Applausi e consensi per “Robinù”, il film diretto da Michele Santoro presentato nella sezione Cinema in Giardino del Festival di Venezia. A Napoli, negli ultimi due anni, bande di adolescenti si combattono, a colpi di kalashnikov, in una guerra dimenticata che è arrivata a contare oltre 60 morti. La chiamano “paranza dei bambini”: giovani ribelli che sono riusciti a imporre una nuova legge di camorra per il controllo del mercato della droga. Una paranza che da Forcella si insinua nei Decumani, e scende giù fino ai Tribunali e a Porta Capuana: il ventre molle di Napoli, la periferia nel centro, tra turisti che di giorno riempiono le strade e gente che di notte si rintana nei bassi trasformati in nuove piazze di spaccio, il vero carburante capace di far girare a mille il motore della mattanza. I due protagonisti sono Mariano e Michele che interpretano se stessi e ci accompagnano nella storia mostrando una Napoli reale e cruda, un intero giovane popolo ridotto a carne da macello. Sotto gli occhi indifferenti delle istituzioni, hanno evaso qualunque obbligo scolastico, non parlano italiano, hanno i denti già devastati dalla droga, ma esprimono chiaramente sentimenti e passioni di una forza sconosciuta a quella parte di Paese definita “normale”. “Siamo partiti da questa grande storia dimenticata – ha spiegato Santoro – studiandola con curiosità e attenzione ci siamo ritrovati in una lezione pasoliana. Una realtà in cui tra quartiere e carcere c’è quasi una continuità urbanistica. Abbiamo seguito le famiglie, gli amici, i parenti di quattro baby boss e ci siamo resi conto che oltre ad un grande cinismo c’è in loro anche una grande umanità. Una specie di welfare criminale, che si regge sul pil prodotto dalla grande e potente fabbrica della droga. Ed è questo pil che ci permette di non occuparci di loro e di fare finta che non esistano. Ci siamo ritrovati ad avere a che fare con giovani che a 15-16 anni avevano avuto già figli e a 35 anni erano già diventati nonni. Questa realtà ci ha stupiti perchè nonostante tutto sono pieni di amore per la vita. Il carcere tuttavia non è un luogo di recupero bensì parte della carriera di un aspirante baby boss.”
Un mese e mezzo di riprese e la difficoltà di entrare nelle case dei personaggi descritti.

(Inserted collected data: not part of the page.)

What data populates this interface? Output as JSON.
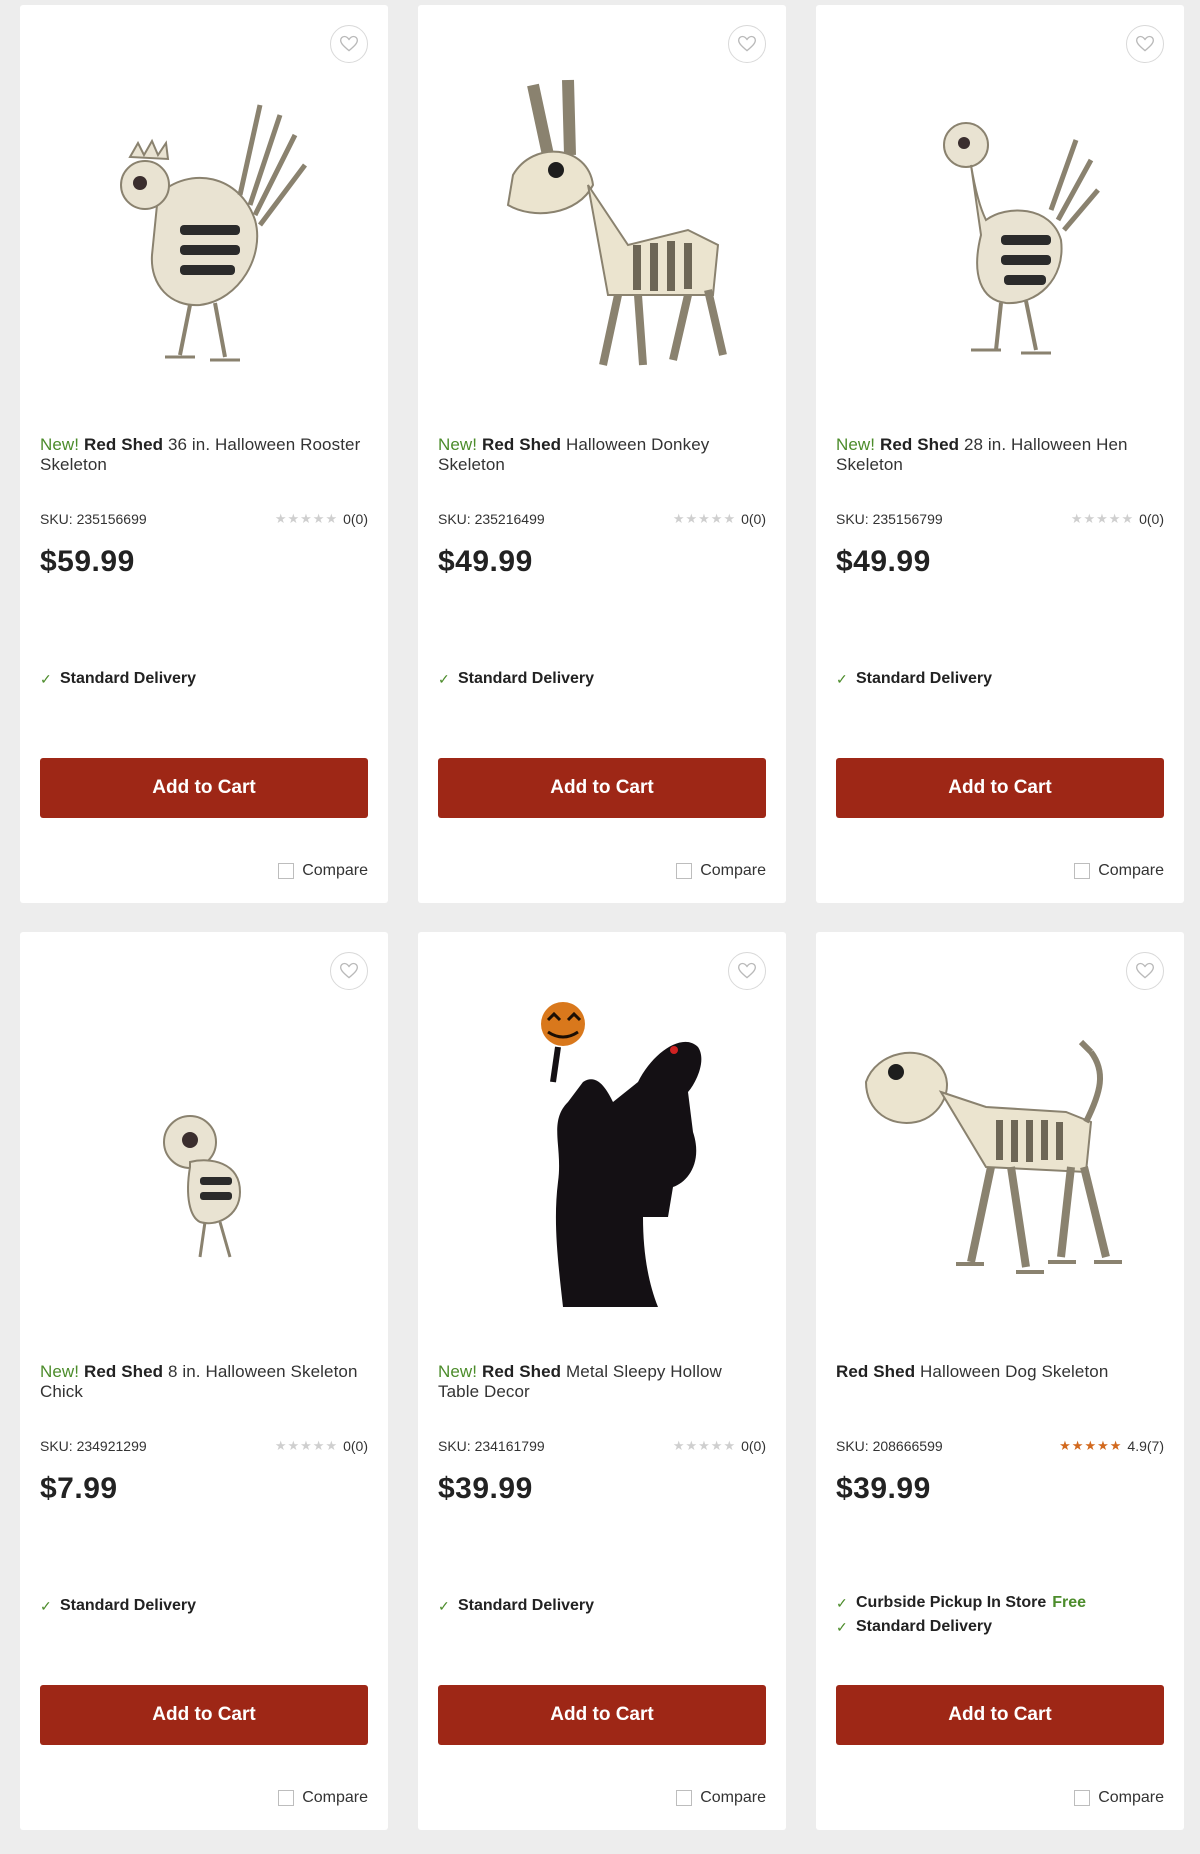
{
  "products": [
    {
      "new_label": "New!",
      "brand": "Red Shed",
      "name": "36 in. Halloween Rooster Skeleton",
      "sku": "SKU: 235156699",
      "rating_stars": 0,
      "rating_count": "0(0)",
      "price": "$59.99",
      "delivery": [
        {
          "label": "Standard Delivery",
          "extra": ""
        }
      ],
      "cart_label": "Add to Cart",
      "compare_label": "Compare",
      "image_icon": "rooster-skeleton-image"
    },
    {
      "new_label": "New!",
      "brand": "Red Shed",
      "name": "Halloween Donkey Skeleton",
      "sku": "SKU: 235216499",
      "rating_stars": 0,
      "rating_count": "0(0)",
      "price": "$49.99",
      "delivery": [
        {
          "label": "Standard Delivery",
          "extra": ""
        }
      ],
      "cart_label": "Add to Cart",
      "compare_label": "Compare",
      "image_icon": "donkey-skeleton-image"
    },
    {
      "new_label": "New!",
      "brand": "Red Shed",
      "name": "28 in. Halloween Hen Skeleton",
      "sku": "SKU: 235156799",
      "rating_stars": 0,
      "rating_count": "0(0)",
      "price": "$49.99",
      "delivery": [
        {
          "label": "Standard Delivery",
          "extra": ""
        }
      ],
      "cart_label": "Add to Cart",
      "compare_label": "Compare",
      "image_icon": "hen-skeleton-image"
    },
    {
      "new_label": "New!",
      "brand": "Red Shed",
      "name": "8 in. Halloween Skeleton Chick",
      "sku": "SKU: 234921299",
      "rating_stars": 0,
      "rating_count": "0(0)",
      "price": "$7.99",
      "delivery": [
        {
          "label": "Standard Delivery",
          "extra": ""
        }
      ],
      "cart_label": "Add to Cart",
      "compare_label": "Compare",
      "image_icon": "chick-skeleton-image"
    },
    {
      "new_label": "New!",
      "brand": "Red Shed",
      "name": "Metal Sleepy Hollow Table Decor",
      "sku": "SKU: 234161799",
      "rating_stars": 0,
      "rating_count": "0(0)",
      "price": "$39.99",
      "delivery": [
        {
          "label": "Standard Delivery",
          "extra": ""
        }
      ],
      "cart_label": "Add to Cart",
      "compare_label": "Compare",
      "image_icon": "headless-horseman-image"
    },
    {
      "new_label": "",
      "brand": "Red Shed",
      "name": "Halloween Dog Skeleton",
      "sku": "SKU: 208666599",
      "rating_stars": 5,
      "rating_count": "4.9(7)",
      "price": "$39.99",
      "delivery": [
        {
          "label": "Curbside Pickup In Store",
          "extra": "Free"
        },
        {
          "label": "Standard Delivery",
          "extra": ""
        }
      ],
      "cart_label": "Add to Cart",
      "compare_label": "Compare",
      "image_icon": "dog-skeleton-image"
    }
  ],
  "colors": {
    "cart_button": "#9e2716",
    "new_label": "#4c8c2b",
    "rating_star": "#d2691e",
    "background": "#ededed"
  }
}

Santoro ha spiegato il difficile lavoro che ha dovuto intraprendere per raggiungere l’obiettivo: “Abbiamo dovuto conquistare la loro fiducia e non è stato assolutamente facile, così come non è stato facile girare nei loro quartieri. Abbiamo girato sia a Poggioreale, dove siamo stati nel braccio dei più giovani, sia nel carcere minorile di Airola, proprio quello dove pochi giorni fa c’è stata una rivolta. In realtà li dentro si ricrea la struttura criminale di fuori, con la guerra tra bande per l’affermazione. Il problema principale è che questi giovani non hanno la possibilità di crearsi una vita diversa. Chi tenta di cambiare vita, per esempio fa il pizzaiolo (com’è successo al fratello di uno dei baby boss più ammirati di questa generazione), viene addirittura rinnegato dalla famiglia e costretto ad andare a Parigi. Ma questa è ad esempio un’eccezione. La normalità, invece, sono invece le mamme che preparano i bambini per farli andare scuola ed hanno già pronte le dosi di cocaina da spacciare per il clan per 30 euro al giorno.”

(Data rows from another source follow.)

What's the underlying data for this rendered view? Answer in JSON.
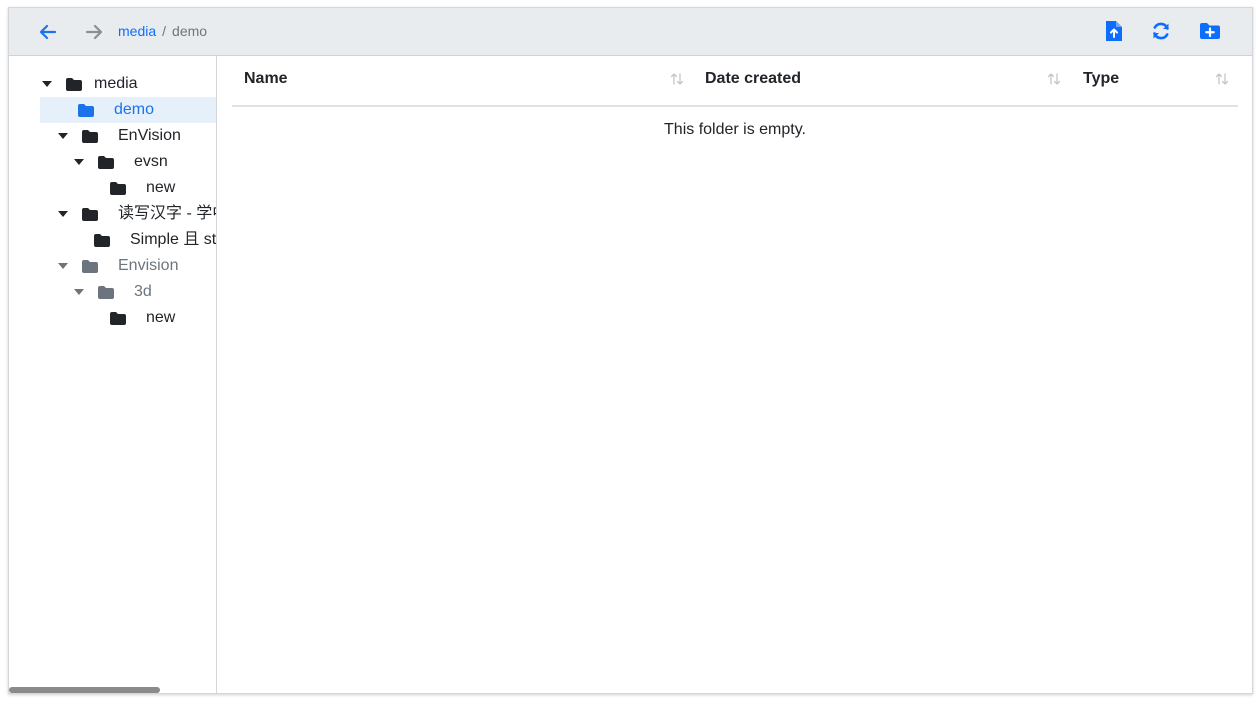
{
  "toolbar": {
    "back_icon": "arrow-left-icon",
    "forward_icon": "arrow-right-icon",
    "breadcrumb": {
      "root": "media",
      "separator": "/",
      "current": "demo"
    },
    "actions": [
      {
        "name": "upload-file-button",
        "icon": "file-upload-icon"
      },
      {
        "name": "refresh-button",
        "icon": "refresh-icon"
      },
      {
        "name": "new-folder-button",
        "icon": "folder-plus-icon"
      }
    ],
    "accent_color": "#0d6efd"
  },
  "tree": [
    {
      "label": "media",
      "expanded": true,
      "state": "normal"
    },
    {
      "label": "demo",
      "expanded": false,
      "state": "selected"
    },
    {
      "label": "EnVision",
      "expanded": true,
      "state": "normal"
    },
    {
      "label": "evsn",
      "expanded": true,
      "state": "normal"
    },
    {
      "label": "new",
      "expanded": false,
      "state": "normal"
    },
    {
      "label": "读写汉字 - 学中文",
      "expanded": true,
      "state": "normal"
    },
    {
      "label": "Simple 且 st",
      "expanded": false,
      "state": "normal"
    },
    {
      "label": "Envision",
      "expanded": true,
      "state": "muted"
    },
    {
      "label": "3d",
      "expanded": true,
      "state": "muted"
    },
    {
      "label": "new",
      "expanded": false,
      "state": "normal"
    }
  ],
  "table": {
    "columns": [
      "Name",
      "Date created",
      "Type"
    ],
    "rows": [],
    "empty_message": "This folder is empty."
  }
}
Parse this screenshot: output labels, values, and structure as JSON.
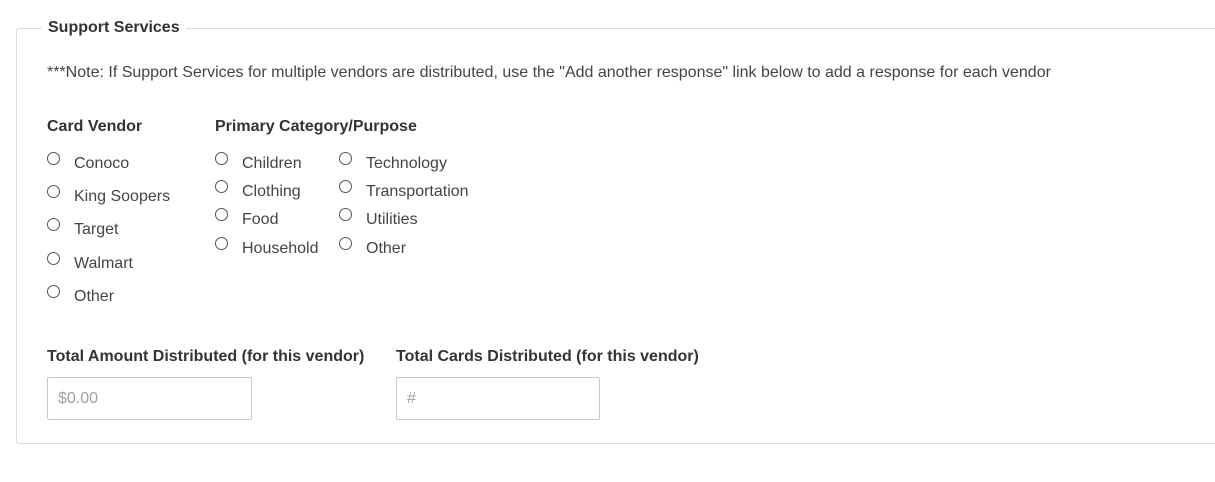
{
  "section": {
    "title": "Support Services",
    "note": "***Note: If Support Services for multiple vendors are distributed, use the \"Add another response\" link below to add a response for each vendor"
  },
  "card_vendor": {
    "label": "Card Vendor",
    "options": [
      "Conoco",
      "King Soopers",
      "Target",
      "Walmart",
      "Other"
    ]
  },
  "primary_category": {
    "label": "Primary Category/Purpose",
    "column1": [
      "Children",
      "Clothing",
      "Food",
      "Household"
    ],
    "column2": [
      "Technology",
      "Transportation",
      "Utilities",
      "Other"
    ]
  },
  "total_amount": {
    "label": "Total Amount Distributed (for this vendor)",
    "placeholder": "$0.00",
    "value": ""
  },
  "total_cards": {
    "label": "Total Cards Distributed (for this vendor)",
    "placeholder": "#",
    "value": ""
  }
}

Un racconto quello di Santoro che dovrebbe essere raccontato più spesso e non buttato nel dimenticatoio: “Dovrebbe avere più spazio in tv, soprattutto in Rai. L’attuale gruppo dirigente della Rai ha tutti gli strumenti necessari per tornare ad essere presente su questo fronte in maniera forte.” E restando in tema Rai, Santoro ha confessato di tornare in televisione: “Il 5 ottobre andrà in onda la prima di 6 prime serate che realizzeremo su Rai2: saranno ambientate ognuna in una città diversa. La prima sarà proprio da Napoli. Un racconto in diretta ma al centro ci sarà un reportage. Il titolo, però ancora non posso dirlo. Le ultime due serate saranno collegate, in un formato sperimentale che si intitola ‘M’, una citazione di Fritz Lang, che richiama la M di Mostro ma anche quella di Michele e che proporrà un linguaggio tra talk, reportage, docufiction”.